Last week I spoke at a meeting of the Lumina Foundation’s
Achieving the Dream Initiative, a meeting of policymakers from 15 states all working to improve the effectiveness of community colleges. At one point, a data working group shared results of its efforts to create new ways to measure college outputs. This was basically a new kind of report card, one capable of reporting results for different subgroups of students, and enabling comparisons of outcomes across colleges. Something like it might someday replace the data collection currently part of the
IPEDS.
While it's always gratifying to see state policymakers engaging with data and thinking about how to use it in meaningful ways, I couldn’t help but feel that even this seemingly forward-thinking group was tending toward the status quo. The way we measure and report college outputs right now consistently reinforces a particular way of thinking-- a framework that focuses squarely on colleges and their successes or failures.
What’s the matter with that, you’re probably wondering? After all, aren’t schools the ones we need to hold accountable for outcomes and improved performance? Well, perhaps. But what we’re purportedly really interested in—or what we should be interested in—is students, and their successes or failures. If that's the case, then students, rather than colleges, need to be at the very center of our thinking and policymaking. Right now this isn't the case.
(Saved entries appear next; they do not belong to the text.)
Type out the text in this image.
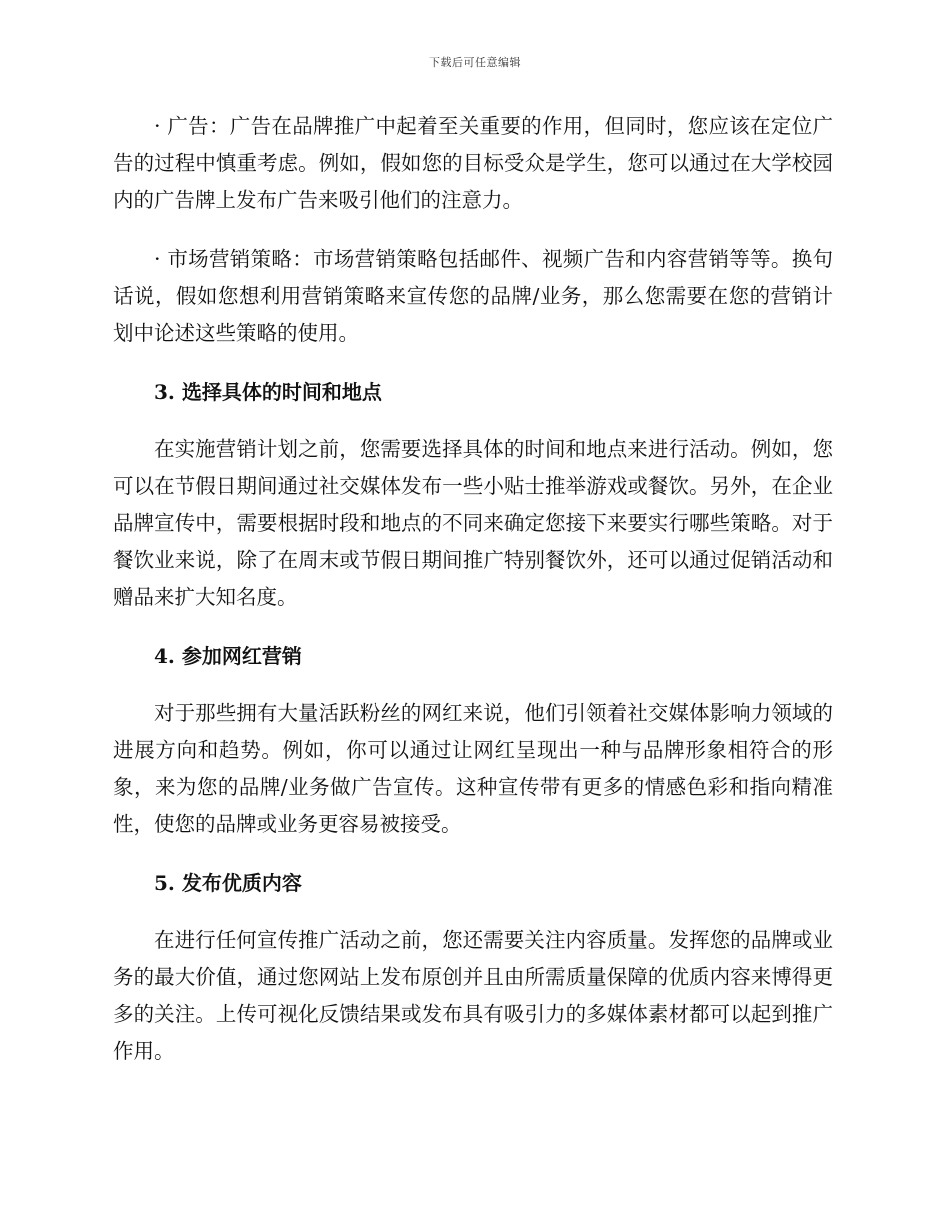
下载后可任意编辑

· 广告：广告在品牌推广中起着至关重要的作用，但同时，您应该在定位广告的过程中慎重考虑。例如，假如您的目标受众是学生，您可以通过在大学校园内的广告牌上发布广告来吸引他们的注意力。

· 市场营销策略：市场营销策略包括邮件、视频广告和内容营销等等。换句话说，假如您想利用营销策略来宣传您的品牌/业务，那么您需要在您的营销计划中论述这些策略的使用。

3. 选择具体的时间和地点

在实施营销计划之前，您需要选择具体的时间和地点来进行活动。例如，您可以在节假日期间通过社交媒体发布一些小贴士推举游戏或餐饮。另外，在企业品牌宣传中，需要根据时段和地点的不同来确定您接下来要实行哪些策略。对于餐饮业来说，除了在周末或节假日期间推广特别餐饮外，还可以通过促销活动和赠品来扩大知名度。

4. 参加网红营销

对于那些拥有大量活跃粉丝的网红来说，他们引领着社交媒体影响力领域的进展方向和趋势。例如，你可以通过让网红呈现出一种与品牌形象相符合的形象，来为您的品牌/业务做广告宣传。这种宣传带有更多的情感色彩和指向精准性，使您的品牌或业务更容易被接受。

5. 发布优质内容

在进行任何宣传推广活动之前，您还需要关注内容质量。发挥您的品牌或业务的最大价值，通过您网站上发布原创并且由所需质量保障的优质内容来博得更多的关注。上传可视化反馈结果或发布具有吸引力的多媒体素材都可以起到推广作用。
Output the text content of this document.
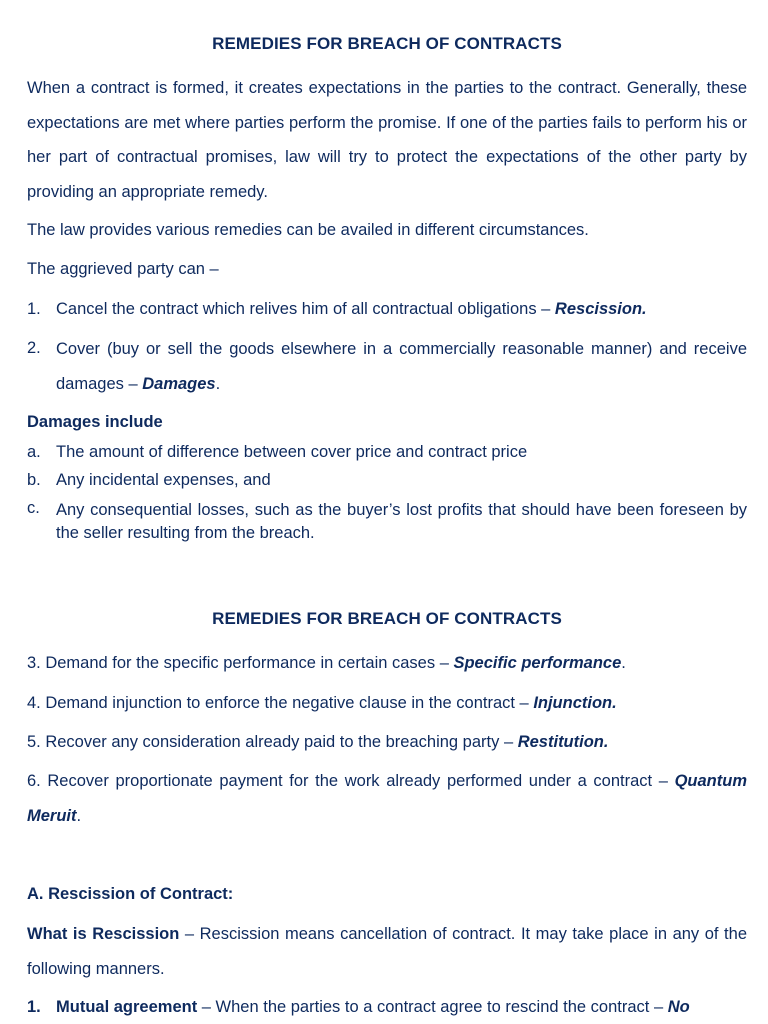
REMEDIES FOR BREACH OF CONTRACTS

When a contract is formed, it creates expectations in the parties to the contract. Generally, these expectations are met where parties perform the promise. If one of the parties fails to perform his or her part of contractual promises, law will try to protect the expectations of the other party by providing an appropriate remedy.

The law provides various remedies can be availed in different circumstances.
The aggrieved party can –
1. Cancel the contract which relives him of all contractual obligations – Rescission.
2. Cover (buy or sell the goods elsewhere in a commercially reasonable manner) and receive damages – Damages.
Damages include
a. The amount of difference between cover price and contract price
b. Any incidental expenses, and
c. Any consequential losses, such as the buyer’s lost profits that should have been foreseen by the seller resulting from the breach.
REMEDIES FOR BREACH OF CONTRACTS
3. Demand for the specific performance in certain cases – Specific performance.
4. Demand injunction to enforce the negative clause in the contract – Injunction.
5. Recover any consideration already paid to the breaching party – Restitution.

6. Recover proportionate payment for the work already performed under a contract – Quantum Meruit.

A. Rescission of Contract:

What is Rescission – Rescission means cancellation of contract. It may take place in any of the following manners.

1. Mutual agreement – When the parties to a contract agree to rescind the contract – No
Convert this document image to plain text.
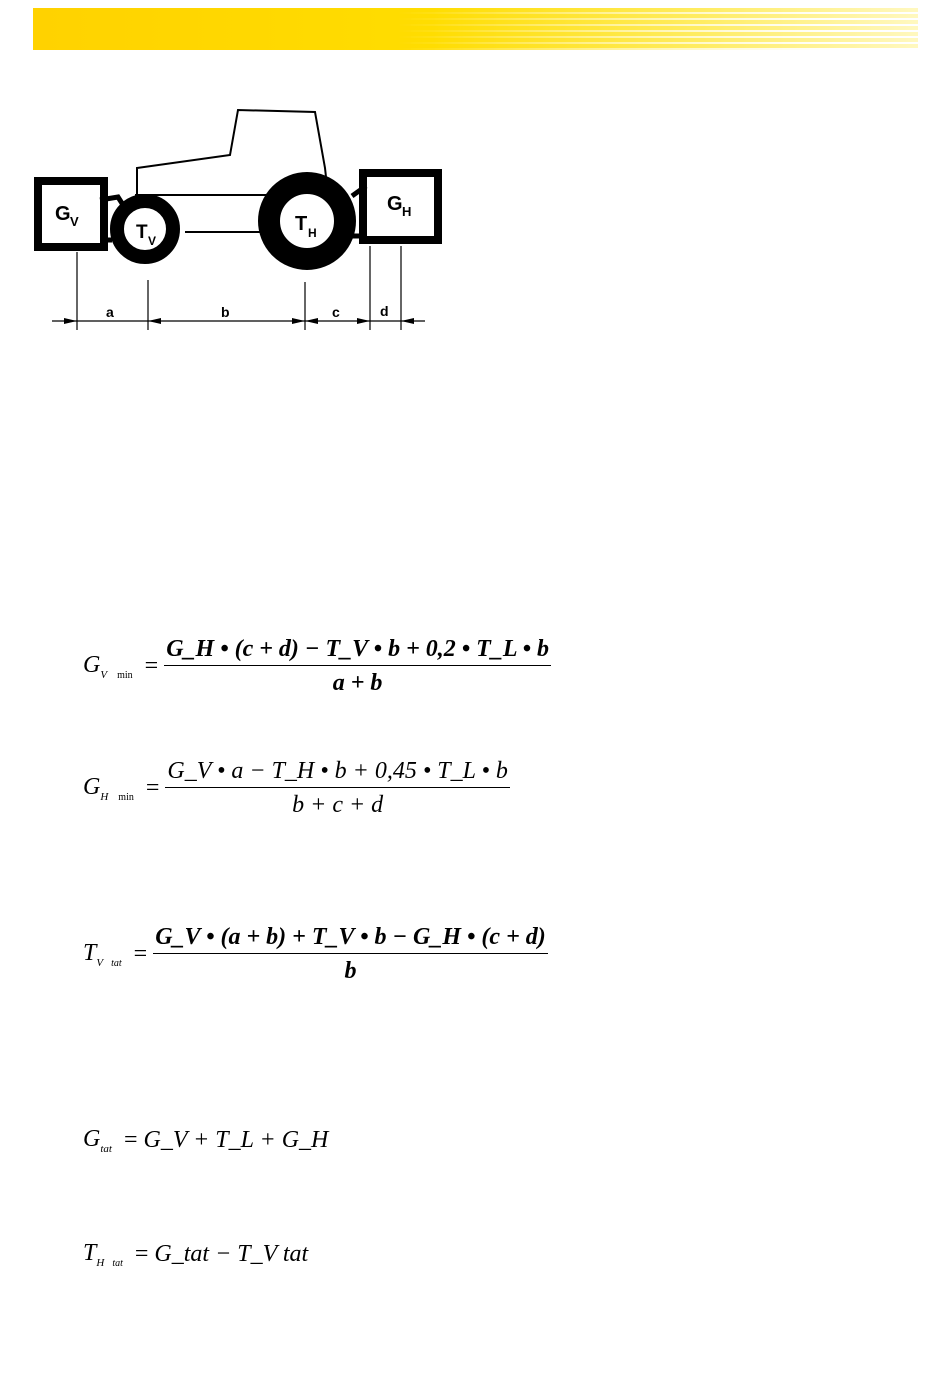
G V
G H
T V
T H
a	b	c	d
$G_V$ $_{min} = \frac{G\_H • (c + d) - T\_V • b + 0,2 • T\_L • b}{a + b}$
$G_H$ $_{min} = \frac{G\_V • a - T\_H • b + 0,45 • T\_L • b}{b + c + d}$
$T_V$ $_{tat} = \frac{G\_V • (a + b) + T\_V • b - G\_H • (c + d)}{b}$
$G_{tat}$ = G_V + T_L + G_H
$T_H$ $_{tat}$ = G_tat − T_V tat
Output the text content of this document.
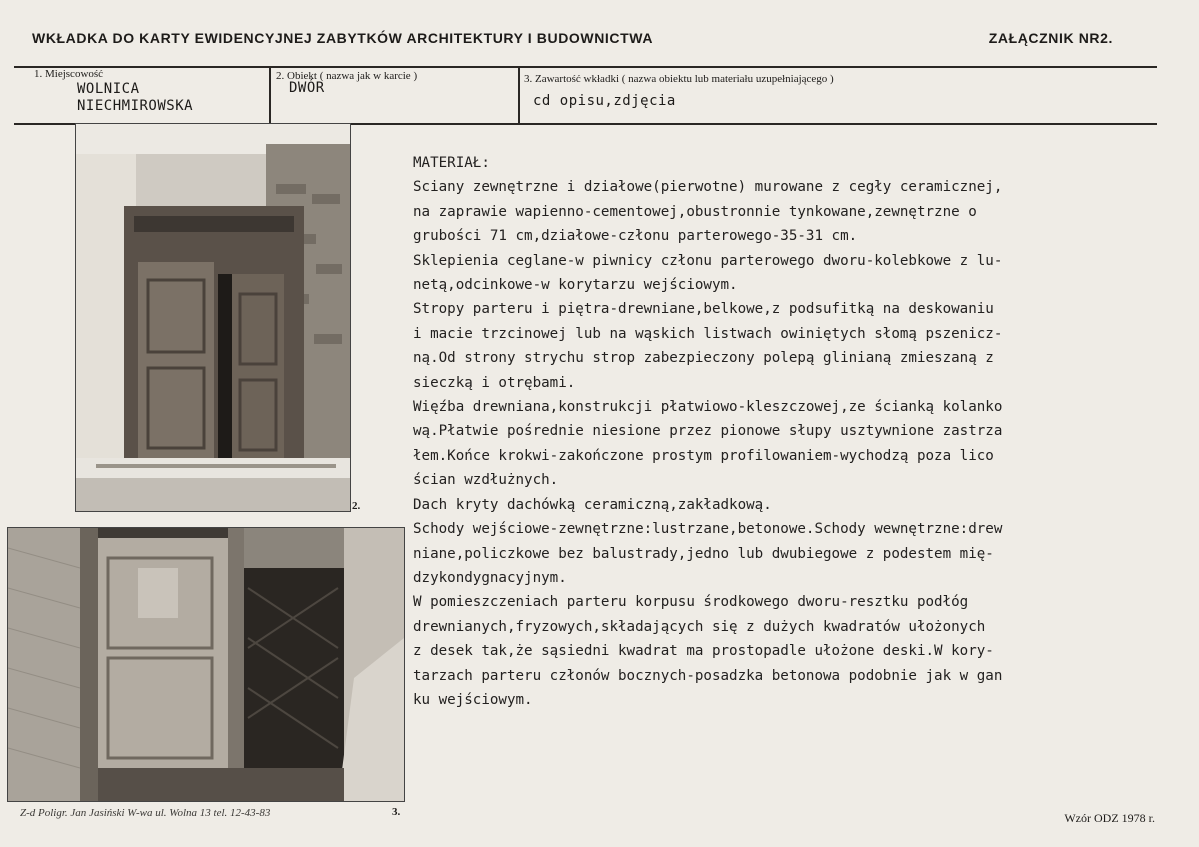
WKŁADKA DO KARTY EWIDENCYJNEJ ZABYTKÓW ARCHITEKTURY I BUDOWNICTWA	ZAŁĄCZNIK NR2.
1. Miejscowość
WOLNICA
NIECHMIROWSKA
2. Obiekt ( nazwa jak w karcie )
DWÓR
3. Zawartość wkładki ( nazwa obiektu lub materiału uzupełniającego )
cd opisu,zdjęcia
2.
MATERIAŁ:
Sciany zewnętrzne i działowe(pierwotne) murowane z cegły ceramicznej,
na zaprawie wapienno-cementowej,obustronnie tynkowane,zewnętrzne o
grubości 71 cm,działowe-członu parterowego-35-31 cm.
Sklepienia ceglane-w piwnicy członu parterowego dworu-kolebkowe z lu-
netą,odcinkowe-w korytarzu wejściowym.
Stropy parteru i piętra-drewniane,belkowe,z podsufitką na deskowaniu
i macie trzcinowej lub na wąskich listwach owiniętych słomą pszenicz-
ną.Od strony strychu strop zabezpieczony polepą glinianą zmieszaną z
sieczką i otrębami.
Więźba drewniana,konstrukcji płatwiowo-kleszczowej,ze ścianką kolanko
wą.Płatwie pośrednie niesione przez pionowe słupy usztywnione zastrza
łem.Końce krokwi-zakończone prostym profilowaniem-wychodzą poza lico
ścian wzdłużnych.
Dach kryty dachówką ceramiczną,zakładkową.
Schody wejściowe-zewnętrzne:lustrzane,betonowe.Schody wewnętrzne:drew
niane,policzkowe bez balustrady,jedno lub dwubiegowe z podestem mię-
dzykondygnacyjnym.
W pomieszczeniach parteru korpusu środkowego dworu-resztku podłóg
drewnianych,fryzowych,składających się z dużych kwadratów ułożonych
z desek tak,że sąsiedni kwadrat ma prostopadle ułożone deski.W kory-
tarzach parteru członów bocznych-posadzka betonowa podobnie jak w gan
ku wejściowym.
Z-d Poligr. Jan Jasiński W-wa ul. Wolna 13 tel. 12-43-83	3.	Wzór ODZ 1978 r.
Let’s play this out a bit more. Current efforts are afoot to find ways to measure college outcomes that make more colleges comfortable with measurement and accountability--and thus help bring them onboard. That typically means using measures that allow even the lowest-achieving colleges at least a viable opportunity for success, and using measures colleges feels are meaningful, related to what they think they’re supposed to be doing. An example: the 3-year associates degree completion rates of full-time community college entrant deemed “college ready” by a standardized test. We can measure this for different schools and report the results. Where does that get us? We can then see which colleges have higher rates, and which have lower ones.
But then what? Can we then conclude some colleges are doing a better job than others? Frankly, no. It’s quite possible that higher rates at some colleges are attributable to student characteristics or contextual characteristics outside an individual college (e.g. proximity to other colleges, local labor market, region, etc) that explain the differences. But that’s hard to get people to focus on when what’s simplest to see are differences between colleges.
It's not clear that this approach actually helps students. What if, instead, states reported outcomes for specified groups of students without disaggregating by college? How might the policy conversation change? Well, for example, a state could see a glaring statewide gap in college completion among majority and minority students. It would then (hopefully) move to the next step of looking for sources of the problem—likely trying to identify the areas with the greatest influence, and the areas with the most policy-amenable areas of influence. This might lead analysts back to the colleges in the state to look for poor or weak performers, but it might instead lead them to aspects of k-12 preparation, state financial aid policy, the organizational structure of the higher education system, etc. The point is that in order to help students, states would need to do more than simply point to colleges and work to inspire them to change. They’d be forced to try and pinpoint the source(s) of the problems and then work on them. I expect the approaches would need to vary by state.
Don’t get me wrong, I’m not trying to absolve any college of responsibility for educating its students. What I’m suggesting is that we think hard about why the emphasis right now rests so heavily on relative college performance—an approach that embraces and even creates more insitutional competition—rather than on finding efficient and effective ways to increase the success of our students. Are we over-utilizing approaches, often adopted without much critical thought, that reify and perpetuate our past mistakes? I think so.